Sébastien Vichard (piano)
Ensemble intercontemporain, Matthias Pintscher (direction)


A. Cattaneo


Choisi comme thématique du festival ManiFeste 2016, l’Arte povera («Art pauvre») colle plutôt bien à Tutti (2013) pour ensemble et dispositif électronique de Yan Maresz (né en 1966), œuvre ambitieuse de quelque vingt-cinq minutes qui refermait la soirée. «Dispositif électronique et ensemble» – dans cet ordre – serait plus justifié, si l’on en croit la volonté du compositeur: «Ici, j’ai volontairement restreint l’écriture instrumentale de détail: aucun mode de jeu, aucune fioriture, rien du discours rhétorique instrumental habituel». Si, dans Répliques donné en création mondiale le 4 juin dernier, la partie électronique revêtait un rôle cosmétique, elle se taille dans Tutti la part du lion.
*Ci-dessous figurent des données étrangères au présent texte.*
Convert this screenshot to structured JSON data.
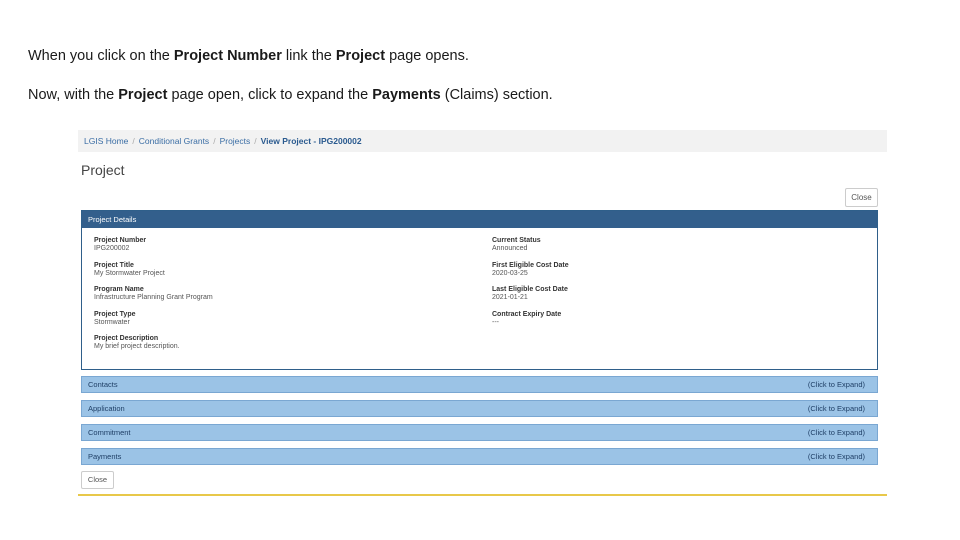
{
  "instructions": {
    "line1": {
      "a": "When you click on the ",
      "b": "Project Number",
      "c": " link the ",
      "d": "Project",
      "e": " page opens."
    },
    "line2": {
      "a": "Now, with the ",
      "b": "Project",
      "c": " page open, click to expand the ",
      "d": "Payments",
      "e": " (Claims) section."
    }
  },
  "breadcrumb": [
    "LGIS Home",
    "Conditional Grants",
    "Projects",
    "View Project - IPG200002"
  ],
  "page_title": "Project",
  "close_label": "Close",
  "details": {
    "header": "Project Details",
    "left": [
      {
        "label": "Project Number",
        "value": "IPG200002"
      },
      {
        "label": "Project Title",
        "value": "My Stormwater Project"
      },
      {
        "label": "Program Name",
        "value": "Infrastructure Planning Grant Program"
      },
      {
        "label": "Project Type",
        "value": "Stormwater"
      },
      {
        "label": "Project Description",
        "value": "My brief project description."
      }
    ],
    "right": [
      {
        "label": "Current Status",
        "value": "Announced"
      },
      {
        "label": "First Eligible Cost Date",
        "value": "2020-03-25"
      },
      {
        "label": "Last Eligible Cost Date",
        "value": "2021-01-21"
      },
      {
        "label": "Contract Expiry Date",
        "value": "---"
      }
    ]
  },
  "sections": [
    {
      "title": "Contacts",
      "hint": "(Click to Expand)"
    },
    {
      "title": "Application",
      "hint": "(Click to Expand)"
    },
    {
      "title": "Commitment",
      "hint": "(Click to Expand)"
    },
    {
      "title": "Payments",
      "hint": "(Click to Expand)"
    }
  ],
  "colors": {
    "panel_header": "#335f8c",
    "section_bar": "#9bc3e6",
    "accent_rule": "#e8c84a"
  }
}
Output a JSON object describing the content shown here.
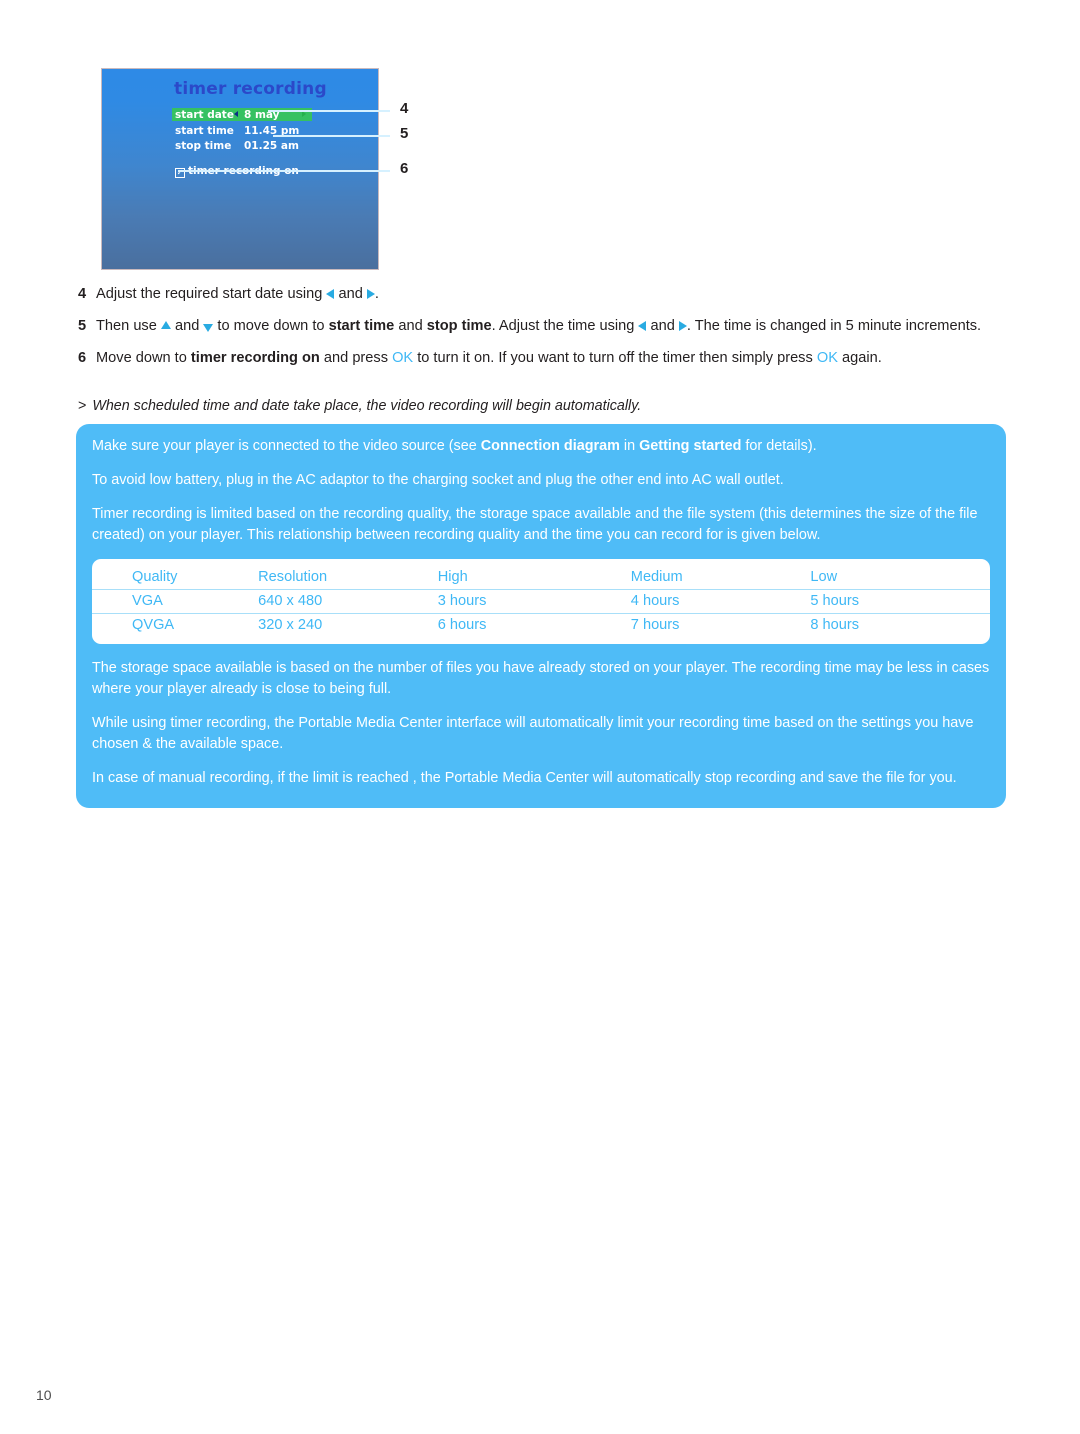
{
  "page": {
    "number": "10"
  },
  "figure": {
    "name": "timer-recording-screen",
    "title": "timer recording",
    "rows": [
      {
        "label": "start date",
        "value": "8 may"
      },
      {
        "label": "start time",
        "value": "11.45 pm"
      },
      {
        "label": "stop time",
        "value": "01.25 am"
      }
    ],
    "toggle": {
      "label": "timer recording on",
      "checkbox_glyph": "✓",
      "checked": true
    },
    "callouts": [
      {
        "number": "4",
        "points_to": "start date"
      },
      {
        "number": "5",
        "points_to": "stop time"
      },
      {
        "number": "6",
        "points_to": "timer recording on"
      }
    ],
    "colors": {
      "highlight_row": "#35c162",
      "screen_top": "#2e8ae6",
      "screen_bottom": "#4a6f9e",
      "title_text": "#2b49c9"
    }
  },
  "steps": [
    {
      "number": "4",
      "parts": [
        {
          "type": "text",
          "text": "Adjust the required start date using "
        },
        {
          "type": "icon",
          "icon": "triangle-left-icon"
        },
        {
          "type": "text",
          "text": " and "
        },
        {
          "type": "icon",
          "icon": "triangle-right-icon"
        },
        {
          "type": "text",
          "text": "."
        }
      ]
    },
    {
      "number": "5",
      "parts": [
        {
          "type": "text",
          "text": "Then use "
        },
        {
          "type": "icon",
          "icon": "triangle-up-icon"
        },
        {
          "type": "text",
          "text": " and "
        },
        {
          "type": "icon",
          "icon": "triangle-down-icon"
        },
        {
          "type": "text",
          "text": " to move down to "
        },
        {
          "type": "bold",
          "text": "start time"
        },
        {
          "type": "text",
          "text": " and "
        },
        {
          "type": "bold",
          "text": "stop time"
        },
        {
          "type": "text",
          "text": ". Adjust the time using "
        },
        {
          "type": "icon",
          "icon": "triangle-left-icon"
        },
        {
          "type": "text",
          "text": " and "
        },
        {
          "type": "icon",
          "icon": "triangle-right-icon"
        },
        {
          "type": "text",
          "text": ". The time is changed in 5 minute increments."
        }
      ]
    },
    {
      "number": "6",
      "parts": [
        {
          "type": "text",
          "text": "Move down to "
        },
        {
          "type": "bold",
          "text": "timer recording on"
        },
        {
          "type": "text",
          "text": " and press "
        },
        {
          "type": "key",
          "text": "OK"
        },
        {
          "type": "text",
          "text": " to turn it on. If you want to turn off the timer then simply press "
        },
        {
          "type": "key",
          "text": "OK"
        },
        {
          "type": "text",
          "text": " again."
        }
      ]
    }
  ],
  "note": {
    "marker": ">",
    "text": "When scheduled time and date take place, the video recording will begin automatically."
  },
  "info_panel": {
    "background_color": "#4fbcf7",
    "paragraph_1": {
      "a": "Make sure your player is connected to the video source (see ",
      "b1": "Connection diagram",
      "c": " in ",
      "b2": "Getting started",
      "d": " for details)."
    },
    "paragraph_2": "To avoid low battery, plug in the AC adaptor to the charging socket and plug the other end into AC wall outlet.",
    "paragraph_3": "Timer recording is limited based on the recording quality, the storage space available and the file system (this determines the size of the file created) on your player. This relationship between recording quality and the time you can record for is given below.",
    "paragraph_4": "The storage space available is based on the number of files you have already stored on your player. The recording time may be less in cases where your player already is close to being full.",
    "paragraph_5": "While using timer recording, the Portable Media Center interface will automatically limit your recording time based on the settings you have chosen & the available space.",
    "paragraph_6": "In case of manual recording, if the limit is reached , the Portable Media Center will automatically stop recording and save the file for you."
  },
  "recording_table": {
    "text_color": "#3fb8f5",
    "headers": [
      "Quality",
      "Resolution",
      "High",
      "Medium",
      "Low"
    ],
    "rows": [
      [
        "VGA",
        "640 x 480",
        "3 hours",
        "4 hours",
        "5 hours"
      ],
      [
        "QVGA",
        "320 x 240",
        "6 hours",
        "7 hours",
        "8 hours"
      ]
    ]
  }
}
Le début montre les musiciens enfermés dans des formules répétitives et minimalistes – bien que sans aucune attache tonale – tandis que l’électronique, remarquablement spatialisée, fait ici une entrée fracassante, s’immisce ailleurs discrètement de façon à ménager les transitoires. A l’instar du Boulez de Répons, Maresz revendique la configuration du concerto grosso baroque, mais la section centrale aurait pu exploiter davantage ses potentialités.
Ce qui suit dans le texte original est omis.